Now Alan Partridge lovers (which is to say, haters, which is to say, humans) can take cringing comfort in the feature-length Alan Partridge, opening April 4, which finds the less-than-heroic hero negligibly more self-aware at 55 and stuck at a backwater radio outlet. The station has just been acquired by a fat media outfit–not the Kabletown crowd that took over on 30 Rock, but close–and management is cleaning house. The first to be axed is a gentle late-night DJ (Colm Meaney), who responds by staging a siege. Never mind that Partridge suggested the sacking as a way of saving his own skin–Alan is tapped to negotiate.

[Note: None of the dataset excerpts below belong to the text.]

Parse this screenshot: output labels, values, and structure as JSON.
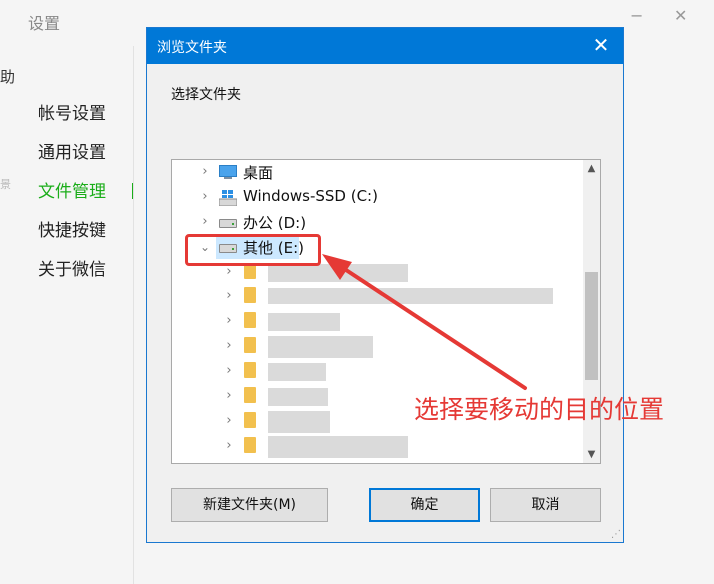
{
  "background_window": {
    "title": "设置",
    "minimize_symbol": "−",
    "close_symbol": "✕",
    "left_stub_text": "助",
    "left_stub_text2": "景"
  },
  "sidebar": {
    "items": [
      {
        "label": "帐号设置"
      },
      {
        "label": "通用设置"
      },
      {
        "label": "文件管理"
      },
      {
        "label": "快捷按键"
      },
      {
        "label": "关于微信"
      }
    ],
    "active_index": 2,
    "accent_color": "#1aad19"
  },
  "dialog": {
    "title": "浏览文件夹",
    "close_symbol": "✕",
    "instruction": "选择文件夹",
    "tree": [
      {
        "label": "桌面",
        "icon": "desktop-icon",
        "expanded": false
      },
      {
        "label": "Windows-SSD (C:)",
        "icon": "windows-drive-icon",
        "expanded": false
      },
      {
        "label": "办公 (D:)",
        "icon": "drive-icon",
        "expanded": false
      },
      {
        "label": "其他 (E:)",
        "icon": "drive-icon",
        "expanded": true,
        "selected": true
      }
    ],
    "subfolder_count": 8,
    "buttons": {
      "new_folder": "新建文件夹(M)",
      "ok": "确定",
      "cancel": "取消"
    },
    "accent_color": "#0078d7"
  },
  "annotation": {
    "text": "选择要移动的目的位置",
    "color": "#e53935"
  }
}
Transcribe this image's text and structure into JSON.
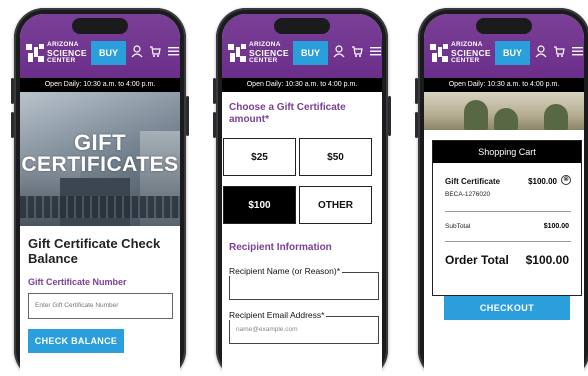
{
  "header": {
    "logo_line1": "ARIZONA",
    "logo_line2": "SCIENCE",
    "logo_line3": "CENTER",
    "buy_label": "BUY",
    "icons": [
      "user-icon",
      "cart-icon",
      "menu-icon"
    ],
    "hours": "Open Daily: 10:30 a.m. to 4:00 p.m."
  },
  "colors": {
    "brand_purple": "#6b2f8a",
    "accent_blue": "#2a9fdc",
    "black": "#000000"
  },
  "phone1": {
    "hero_line1": "GIFT",
    "hero_line2": "CERTIFICATES",
    "title": "Gift Certificate Check Balance",
    "field_label": "Gift Certificate Number",
    "field_placeholder": "Enter Gift Certificate Number",
    "button": "CHECK BALANCE"
  },
  "phone2": {
    "heading": "Choose a Gift Certificate amount*",
    "amounts": [
      {
        "label": "$25",
        "selected": false
      },
      {
        "label": "$50",
        "selected": false
      },
      {
        "label": "$100",
        "selected": true
      },
      {
        "label": "OTHER",
        "selected": false
      }
    ],
    "section": "Recipient Information",
    "recipient_name_label": "Recipient Name (or Reason)*",
    "recipient_email_label": "Recipient Email Address*",
    "recipient_email_placeholder": "name@example.com"
  },
  "phone3": {
    "cart_title": "Shopping Cart",
    "item_name": "Gift Certificate",
    "item_price": "$100.00",
    "item_sku": "BECA-1276020",
    "subtotal_label": "SubTotal",
    "subtotal_value": "$100.00",
    "total_label": "Order Total",
    "total_value": "$100.00",
    "checkout": "CHECKOUT"
  }
}
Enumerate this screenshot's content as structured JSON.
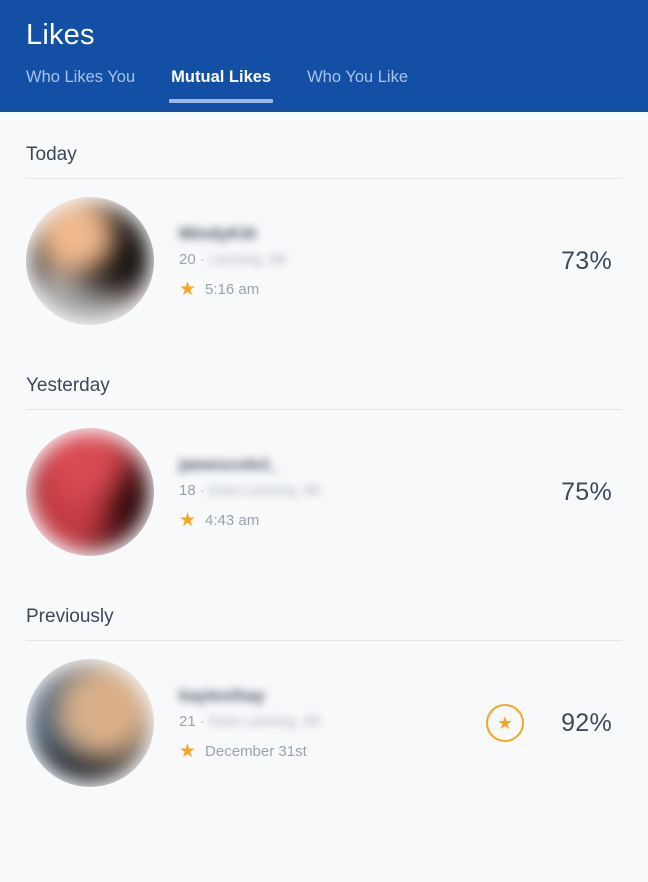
{
  "header": {
    "title": "Likes",
    "accent_color": "#1350a5",
    "underline_color": "#9cb9e8",
    "tabs": [
      {
        "label": "Who Likes You",
        "active": false
      },
      {
        "label": "Mutual Likes",
        "active": true
      },
      {
        "label": "Who You Like",
        "active": false
      }
    ]
  },
  "theme": {
    "background": "#f8f9fb",
    "star_color": "#f5a623",
    "text_color": "#3c4858",
    "muted_color": "#9aa3ad",
    "divider_color": "#e2e5ea"
  },
  "sections": [
    {
      "title": "Today",
      "rows": [
        {
          "username": "MindyKitt",
          "age": "20",
          "separator": "·",
          "location": "Lansing, MI",
          "star_icon": "star-icon",
          "timestamp": "5:16 am",
          "percent": "73%",
          "has_badge": false,
          "avatar": "av1"
        }
      ]
    },
    {
      "title": "Yesterday",
      "rows": [
        {
          "username": "jamescole1_",
          "age": "18",
          "separator": "·",
          "location": "East Lansing, MI",
          "star_icon": "star-icon",
          "timestamp": "4:43 am",
          "percent": "75%",
          "has_badge": false,
          "avatar": "av2"
        }
      ]
    },
    {
      "title": "Previously",
      "rows": [
        {
          "username": "kaylesihay",
          "age": "21",
          "separator": "·",
          "location": "East Lansing, MI",
          "star_icon": "star-icon",
          "timestamp": "December 31st",
          "percent": "92%",
          "has_badge": true,
          "badge_icon": "star-badge-icon",
          "avatar": "av3"
        }
      ]
    }
  ]
}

The Dog Day Afternoon–infused notion is broad, but Coogan and company have done nothing to make Alan less barmily British. “We could have compromised by making our reference points international or sending him to America,” Coogan explains, but then “you end up pleasing nobody. Our fans are Cromwellian in their puritanism.”

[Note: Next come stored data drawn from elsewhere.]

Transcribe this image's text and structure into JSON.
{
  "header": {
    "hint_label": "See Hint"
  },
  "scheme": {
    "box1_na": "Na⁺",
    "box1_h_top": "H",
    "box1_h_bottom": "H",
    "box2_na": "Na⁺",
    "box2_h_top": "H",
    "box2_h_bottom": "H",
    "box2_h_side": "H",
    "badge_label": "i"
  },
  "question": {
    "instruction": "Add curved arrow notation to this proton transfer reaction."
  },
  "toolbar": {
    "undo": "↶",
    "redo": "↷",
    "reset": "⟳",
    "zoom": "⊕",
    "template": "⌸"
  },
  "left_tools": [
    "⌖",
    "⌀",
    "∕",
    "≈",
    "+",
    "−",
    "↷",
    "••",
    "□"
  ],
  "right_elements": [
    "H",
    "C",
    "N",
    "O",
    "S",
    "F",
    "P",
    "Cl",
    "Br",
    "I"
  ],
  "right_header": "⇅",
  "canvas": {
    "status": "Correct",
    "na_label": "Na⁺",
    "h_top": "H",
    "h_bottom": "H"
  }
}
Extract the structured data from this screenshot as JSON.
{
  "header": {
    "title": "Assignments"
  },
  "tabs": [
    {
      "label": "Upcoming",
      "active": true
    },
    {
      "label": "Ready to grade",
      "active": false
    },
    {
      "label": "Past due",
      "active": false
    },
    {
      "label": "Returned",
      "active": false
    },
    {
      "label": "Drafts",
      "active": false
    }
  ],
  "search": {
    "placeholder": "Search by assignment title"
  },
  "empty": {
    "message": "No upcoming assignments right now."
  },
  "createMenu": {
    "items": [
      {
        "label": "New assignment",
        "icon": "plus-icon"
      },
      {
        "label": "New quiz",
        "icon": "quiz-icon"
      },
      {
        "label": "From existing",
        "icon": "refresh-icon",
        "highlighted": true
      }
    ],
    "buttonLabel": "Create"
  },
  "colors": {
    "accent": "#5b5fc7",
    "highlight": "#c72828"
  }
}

For years, Coogan was best known in the U.S. for 24 Hour Party People and cameos in Night at the Museum and Tropic Thunder. But his profile surged last year when he produced, co-wrote and co-starred with Judi Dench in Philomena, a compassionate Oscar nominee of a drama based on a true story about faith, sin, forgiveness and the Catholic Church that is about as far from the cheery pettiness of Alan Partridge as chalk from cheese. (As long as we’re being British about it.)

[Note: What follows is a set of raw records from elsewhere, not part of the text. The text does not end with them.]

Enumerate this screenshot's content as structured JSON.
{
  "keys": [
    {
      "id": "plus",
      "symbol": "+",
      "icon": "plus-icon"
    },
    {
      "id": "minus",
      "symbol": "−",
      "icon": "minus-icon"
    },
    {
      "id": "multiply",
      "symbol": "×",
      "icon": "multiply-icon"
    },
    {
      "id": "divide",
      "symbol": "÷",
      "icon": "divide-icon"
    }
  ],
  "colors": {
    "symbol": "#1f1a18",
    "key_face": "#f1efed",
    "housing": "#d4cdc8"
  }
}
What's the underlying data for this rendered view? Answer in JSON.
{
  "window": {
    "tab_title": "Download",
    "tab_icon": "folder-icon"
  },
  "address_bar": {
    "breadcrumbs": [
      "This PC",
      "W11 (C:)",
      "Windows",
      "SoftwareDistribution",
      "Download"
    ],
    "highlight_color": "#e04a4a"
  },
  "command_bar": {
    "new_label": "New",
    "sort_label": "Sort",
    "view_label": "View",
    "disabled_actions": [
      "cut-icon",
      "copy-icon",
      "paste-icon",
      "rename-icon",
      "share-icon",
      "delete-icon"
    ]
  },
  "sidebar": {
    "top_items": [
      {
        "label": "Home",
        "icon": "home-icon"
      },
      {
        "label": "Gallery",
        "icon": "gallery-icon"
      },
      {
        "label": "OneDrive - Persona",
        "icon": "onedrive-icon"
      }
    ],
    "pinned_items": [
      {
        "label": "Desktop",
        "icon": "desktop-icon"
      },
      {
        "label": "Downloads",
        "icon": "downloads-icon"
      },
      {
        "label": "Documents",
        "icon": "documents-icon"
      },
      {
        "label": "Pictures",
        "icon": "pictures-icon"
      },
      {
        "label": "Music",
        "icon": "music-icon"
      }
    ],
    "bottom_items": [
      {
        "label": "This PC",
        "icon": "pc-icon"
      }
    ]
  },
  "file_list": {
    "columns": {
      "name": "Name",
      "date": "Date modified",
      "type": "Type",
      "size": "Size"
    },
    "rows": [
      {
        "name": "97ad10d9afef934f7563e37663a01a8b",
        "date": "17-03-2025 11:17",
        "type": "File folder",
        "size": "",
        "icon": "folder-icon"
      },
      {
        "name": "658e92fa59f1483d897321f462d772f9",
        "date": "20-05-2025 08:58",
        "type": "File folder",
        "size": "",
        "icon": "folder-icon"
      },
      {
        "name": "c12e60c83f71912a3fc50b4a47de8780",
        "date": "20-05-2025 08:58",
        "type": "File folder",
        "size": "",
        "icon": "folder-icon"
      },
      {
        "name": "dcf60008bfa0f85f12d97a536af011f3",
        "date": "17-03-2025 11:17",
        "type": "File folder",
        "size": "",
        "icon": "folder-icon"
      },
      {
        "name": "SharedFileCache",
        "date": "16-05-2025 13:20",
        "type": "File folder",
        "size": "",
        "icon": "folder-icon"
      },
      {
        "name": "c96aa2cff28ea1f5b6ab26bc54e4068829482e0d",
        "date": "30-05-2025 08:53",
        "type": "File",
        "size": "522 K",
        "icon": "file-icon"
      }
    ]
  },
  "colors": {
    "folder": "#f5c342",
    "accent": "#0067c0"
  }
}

“It was a cathartic experience for me,” Coogan says. “Comedy as an end in itself is like chocolate–enjoyable and not very nourishing. Why are people so scared of sincerity? I wanted to talk about important things.” He did, and the movie, directed by Stephen Frears, was garlanded with award nominations and worldwide ticket sales of just under $100 million.
Next up for Coogan is a sequel to 2010’s The Trip, in which he and Welsh comic Rob Brydon tormented one another during a culinary tour of northern England. This time they’ll eat their way around Italy. While Coogan describes Philomena as his “Damascene experience,” he remains temporal. “I’m not portentous or self-righteous! I’ve still got prosaic tastes! I like cars! I’m not joyless,” says the man who is first and foremost Alan Partridge.
This appears in the April 14, 2014 issue of TIME.